Errors That Kill Medical Patients. Reform aimed at preventing medical errors can succeed only if the medical profession gets behind changes that expert groups and plain common sense suggest.
Important because
44,000 to 98,000 patients die each year because of medical mistakes — more than are killed annually by automobile accidents.
Amazingly, though,
Less than a quarter of the doctors think it would be very effective to use computers instead of paper forms to order drugs or to include pharmacists on hospital rounds, two approaches that have been shown to reduce medication errors in hospitals.

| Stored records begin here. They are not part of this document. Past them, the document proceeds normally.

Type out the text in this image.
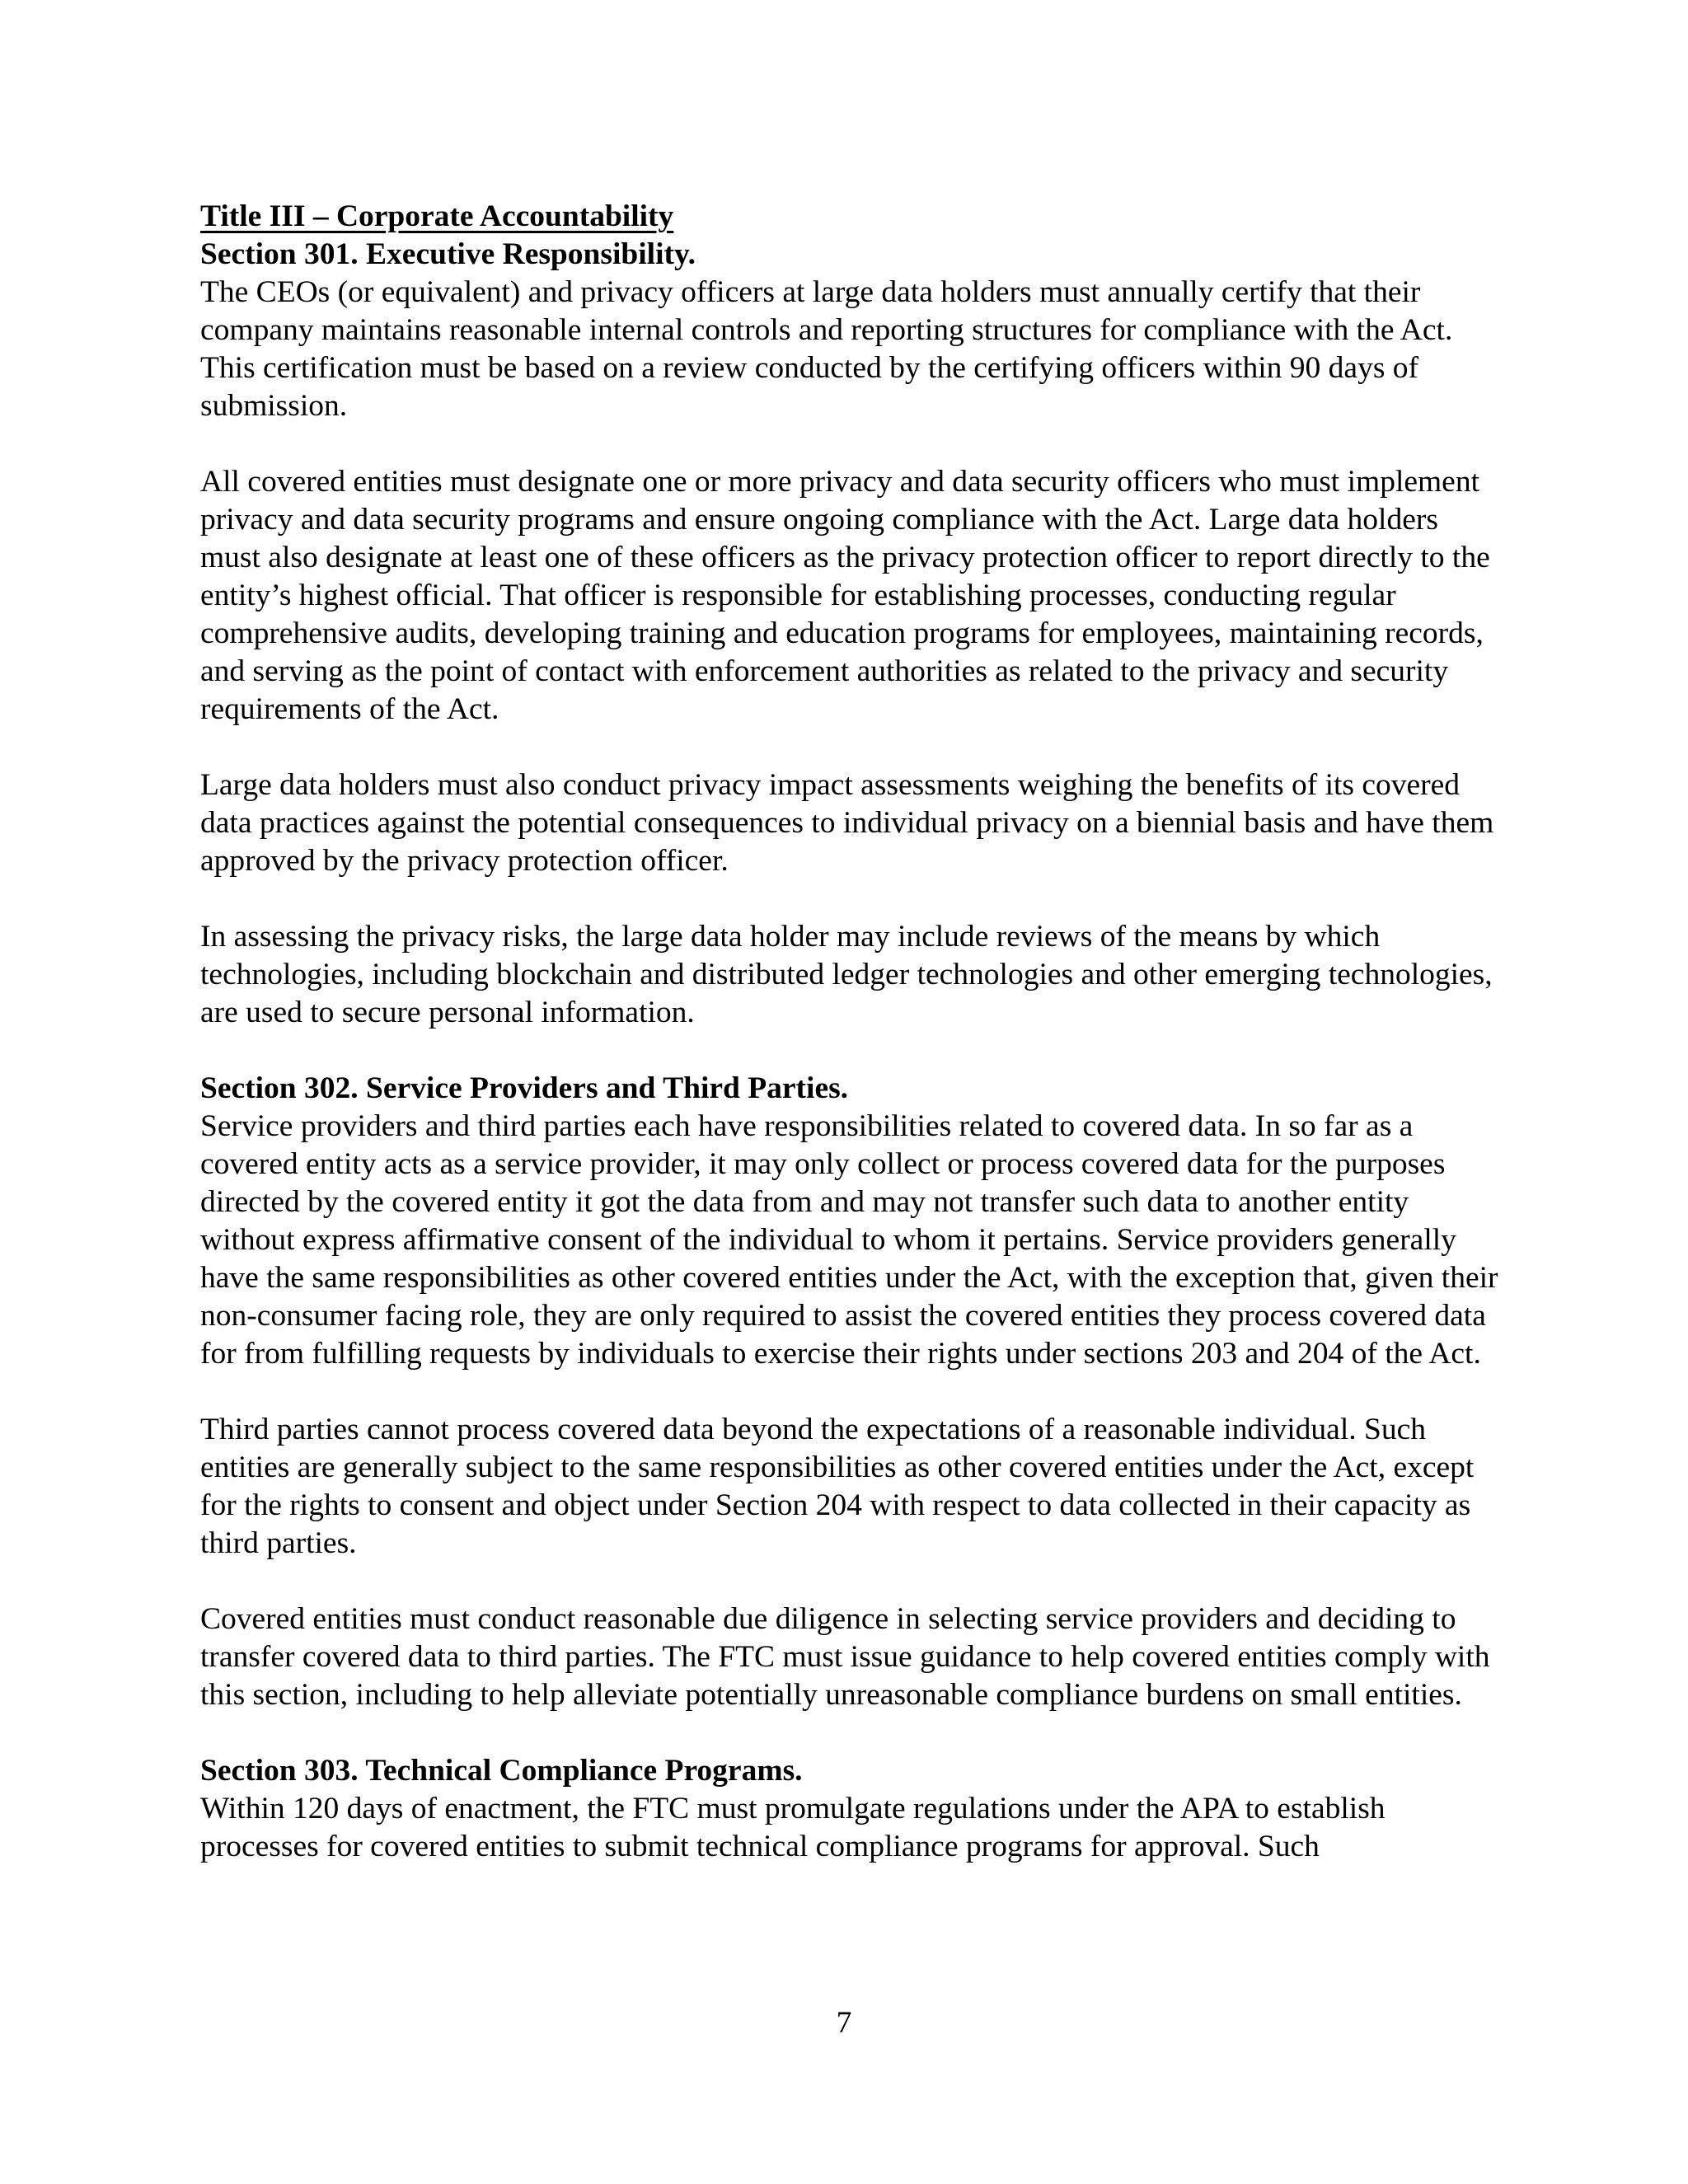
Title III – Corporate Accountability

Section 301. Executive Responsibility.

The CEOs (or equivalent) and privacy officers at large data holders must annually certify that their company maintains reasonable internal controls and reporting structures for compliance with the Act. This certification must be based on a review conducted by the certifying officers within 90 days of submission.

All covered entities must designate one or more privacy and data security officers who must implement privacy and data security programs and ensure ongoing compliance with the Act. Large data holders must also designate at least one of these officers as the privacy protection officer to report directly to the entity’s highest official. That officer is responsible for establishing processes, conducting regular comprehensive audits, developing training and education programs for employees, maintaining records, and serving as the point of contact with enforcement authorities as related to the privacy and security requirements of the Act.

Large data holders must also conduct privacy impact assessments weighing the benefits of its covered data practices against the potential consequences to individual privacy on a biennial basis and have them approved by the privacy protection officer.

In assessing the privacy risks, the large data holder may include reviews of the means by which technologies, including blockchain and distributed ledger technologies and other emerging technologies, are used to secure personal information.

Section 302. Service Providers and Third Parties.

Service providers and third parties each have responsibilities related to covered data. In so far as a covered entity acts as a service provider, it may only collect or process covered data for the purposes directed by the covered entity it got the data from and may not transfer such data to another entity without express affirmative consent of the individual to whom it pertains. Service providers generally have the same responsibilities as other covered entities under the Act, with the exception that, given their non-consumer facing role, they are only required to assist the covered entities they process covered data for from fulfilling requests by individuals to exercise their rights under sections 203 and 204 of the Act.

Third parties cannot process covered data beyond the expectations of a reasonable individual. Such entities are generally subject to the same responsibilities as other covered entities under the Act, except for the rights to consent and object under Section 204 with respect to data collected in their capacity as third parties.

Covered entities must conduct reasonable due diligence in selecting service providers and deciding to transfer covered data to third parties. The FTC must issue guidance to help covered entities comply with this section, including to help alleviate potentially unreasonable compliance burdens on small entities.

Section 303. Technical Compliance Programs.

Within 120 days of enactment, the FTC must promulgate regulations under the APA to establish processes for covered entities to submit technical compliance programs for approval. Such

7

Amazing at a personal level too. I’ve spent a lot of my spare time this year managing the managed care system — spending face time in hospitals where ailing parents were in the hands of very capable and committed health care professionals working with woefully inadequate systems. Case in point: mom turns out to be allergic to oxycodone; that gets noted in her chart; next hospital visit, they give her… oxycodone!… because no one reads the history? because it’s too hard to read? Case in point: one doctor puts her on new meds, other doctor puts her back on old meds… not because he’s reversing the decision, but because he didn’t even know about it, since there’s no system, process or mechanism that supports or encourges her five doctors to talk with each other.
This shouldn’t be hard: a modern information system, six sigma quality systems, and 10-fold reduction in this death rate within 10 years. Seems like a great business opportunity for somebody.